Hallo zusammen,
wir planen für nächstes Jahr den Einbau einer Luftwärmepumpe (ca. 25.000€ inkl. Installation). Jetzt kam beim Grillabend das Thema auf, ob sich das auch beim Wiederverkaufswert der Immobilie bemerkbar macht.
Unser Haus ist von 1995, 140m², bisher Gasheizung. Ein Nachbar meinte, moderne Heiztechnik sei bei Verkäufen heute ein echtes Verkaufsargument. Andererseits kostet die WP ja auch ordentlich Geld.
Habt ihr Erfahrungen gemacht oder wisst ihr, wie Gutachter sowas bewerten? Kriegt man die Investition beim Verkauf teilweise wieder rein? Oder ist das eher Wunschdenken?
Wir wollen das Haus zwar nicht verkaufen, aber trotzdem interessant zu wissen.

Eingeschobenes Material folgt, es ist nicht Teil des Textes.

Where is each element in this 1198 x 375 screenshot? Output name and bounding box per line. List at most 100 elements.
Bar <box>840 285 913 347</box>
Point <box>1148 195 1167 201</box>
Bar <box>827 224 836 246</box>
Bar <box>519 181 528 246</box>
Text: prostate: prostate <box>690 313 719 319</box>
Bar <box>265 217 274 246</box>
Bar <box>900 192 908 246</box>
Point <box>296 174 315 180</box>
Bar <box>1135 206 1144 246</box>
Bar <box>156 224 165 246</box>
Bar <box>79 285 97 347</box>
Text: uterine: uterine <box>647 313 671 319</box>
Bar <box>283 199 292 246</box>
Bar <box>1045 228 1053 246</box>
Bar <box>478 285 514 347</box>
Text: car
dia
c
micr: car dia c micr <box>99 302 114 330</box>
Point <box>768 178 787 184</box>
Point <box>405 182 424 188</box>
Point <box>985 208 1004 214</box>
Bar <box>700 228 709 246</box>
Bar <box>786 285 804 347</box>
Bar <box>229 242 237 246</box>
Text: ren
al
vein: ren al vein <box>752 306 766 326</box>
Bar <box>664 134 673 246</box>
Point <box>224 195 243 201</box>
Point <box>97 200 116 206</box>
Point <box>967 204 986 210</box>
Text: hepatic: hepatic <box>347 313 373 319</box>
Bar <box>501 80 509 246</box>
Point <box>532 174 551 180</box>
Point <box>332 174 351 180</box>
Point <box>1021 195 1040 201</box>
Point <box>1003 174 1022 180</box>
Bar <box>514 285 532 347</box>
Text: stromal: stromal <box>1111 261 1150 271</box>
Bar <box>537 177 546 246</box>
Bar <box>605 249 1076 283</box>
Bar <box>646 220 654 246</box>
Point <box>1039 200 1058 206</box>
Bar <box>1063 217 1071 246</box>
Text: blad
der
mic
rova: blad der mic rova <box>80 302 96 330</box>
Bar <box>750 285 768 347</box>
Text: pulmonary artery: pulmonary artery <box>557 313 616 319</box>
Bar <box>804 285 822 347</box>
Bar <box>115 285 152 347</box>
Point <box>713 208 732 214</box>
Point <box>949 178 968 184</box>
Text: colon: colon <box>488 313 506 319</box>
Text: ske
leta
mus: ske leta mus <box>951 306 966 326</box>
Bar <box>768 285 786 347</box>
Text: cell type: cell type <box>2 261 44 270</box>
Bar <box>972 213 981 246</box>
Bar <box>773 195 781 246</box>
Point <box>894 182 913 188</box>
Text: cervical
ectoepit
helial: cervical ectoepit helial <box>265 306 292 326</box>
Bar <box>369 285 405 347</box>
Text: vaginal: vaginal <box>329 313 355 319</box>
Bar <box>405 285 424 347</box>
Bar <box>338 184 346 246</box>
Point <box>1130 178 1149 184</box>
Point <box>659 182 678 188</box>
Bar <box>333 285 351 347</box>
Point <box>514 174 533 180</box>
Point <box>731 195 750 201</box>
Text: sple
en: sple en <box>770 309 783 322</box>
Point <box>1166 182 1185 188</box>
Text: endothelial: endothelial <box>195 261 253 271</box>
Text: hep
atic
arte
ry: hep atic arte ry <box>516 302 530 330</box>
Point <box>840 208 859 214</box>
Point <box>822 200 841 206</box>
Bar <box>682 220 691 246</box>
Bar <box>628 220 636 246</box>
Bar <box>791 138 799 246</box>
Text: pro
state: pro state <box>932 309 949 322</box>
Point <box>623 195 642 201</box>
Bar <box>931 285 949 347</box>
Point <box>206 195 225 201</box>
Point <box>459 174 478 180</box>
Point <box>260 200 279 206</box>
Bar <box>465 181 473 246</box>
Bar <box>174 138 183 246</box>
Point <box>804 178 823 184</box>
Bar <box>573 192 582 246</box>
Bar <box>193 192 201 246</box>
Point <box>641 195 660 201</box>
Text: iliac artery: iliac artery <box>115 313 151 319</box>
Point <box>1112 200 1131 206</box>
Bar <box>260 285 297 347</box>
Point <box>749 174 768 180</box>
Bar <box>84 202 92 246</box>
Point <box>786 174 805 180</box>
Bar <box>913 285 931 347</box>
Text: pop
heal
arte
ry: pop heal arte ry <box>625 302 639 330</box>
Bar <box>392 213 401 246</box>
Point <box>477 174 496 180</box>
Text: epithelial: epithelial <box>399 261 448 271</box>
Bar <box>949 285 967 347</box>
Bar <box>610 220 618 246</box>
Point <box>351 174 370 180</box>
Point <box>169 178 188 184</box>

Falls wir doch mal umziehen müssen...
Danke für eure Einschätzungen!
Meine Erfahrung ist gemischt. Klar, eine WP ist besser als eine 20 Jahre alte Gasheizung. Aber ob sich die 25k beim Verkauf rechnen?
Viele Käufer schauen erstmal aufs Energielabel vom Haus. Wenn das durch die WP von D auf B springt - super. Wenn's bei C bleibt weil die Dämmung schlecht ist, bringt die beste Heizung wenig.
Außerdem: In 5-10 Jahren sind heutige WP-Modelle auch nicht mehr State-of-the-Art. Der Wertverlust läuft parallel zur normalen Abschreibung.
Kann Stefan nur zustimmen. Bei uns wars ähnlich - haben 2024 eine Nibe einbauen lassen und der Energieberater meinte, das hebt den Verkehrswert schon merklich.
Aber ehrlich: Kaufentscheidungen fallen heute oft emotional. Wenn Interessenten sehen 'moderne Wärmepumpe, niedrige Heizkosten', ist das psychologisch viel wert. Gerade jetzt im Sommer, wo alle über Energiekosten für den nächsten Winter nachdenken.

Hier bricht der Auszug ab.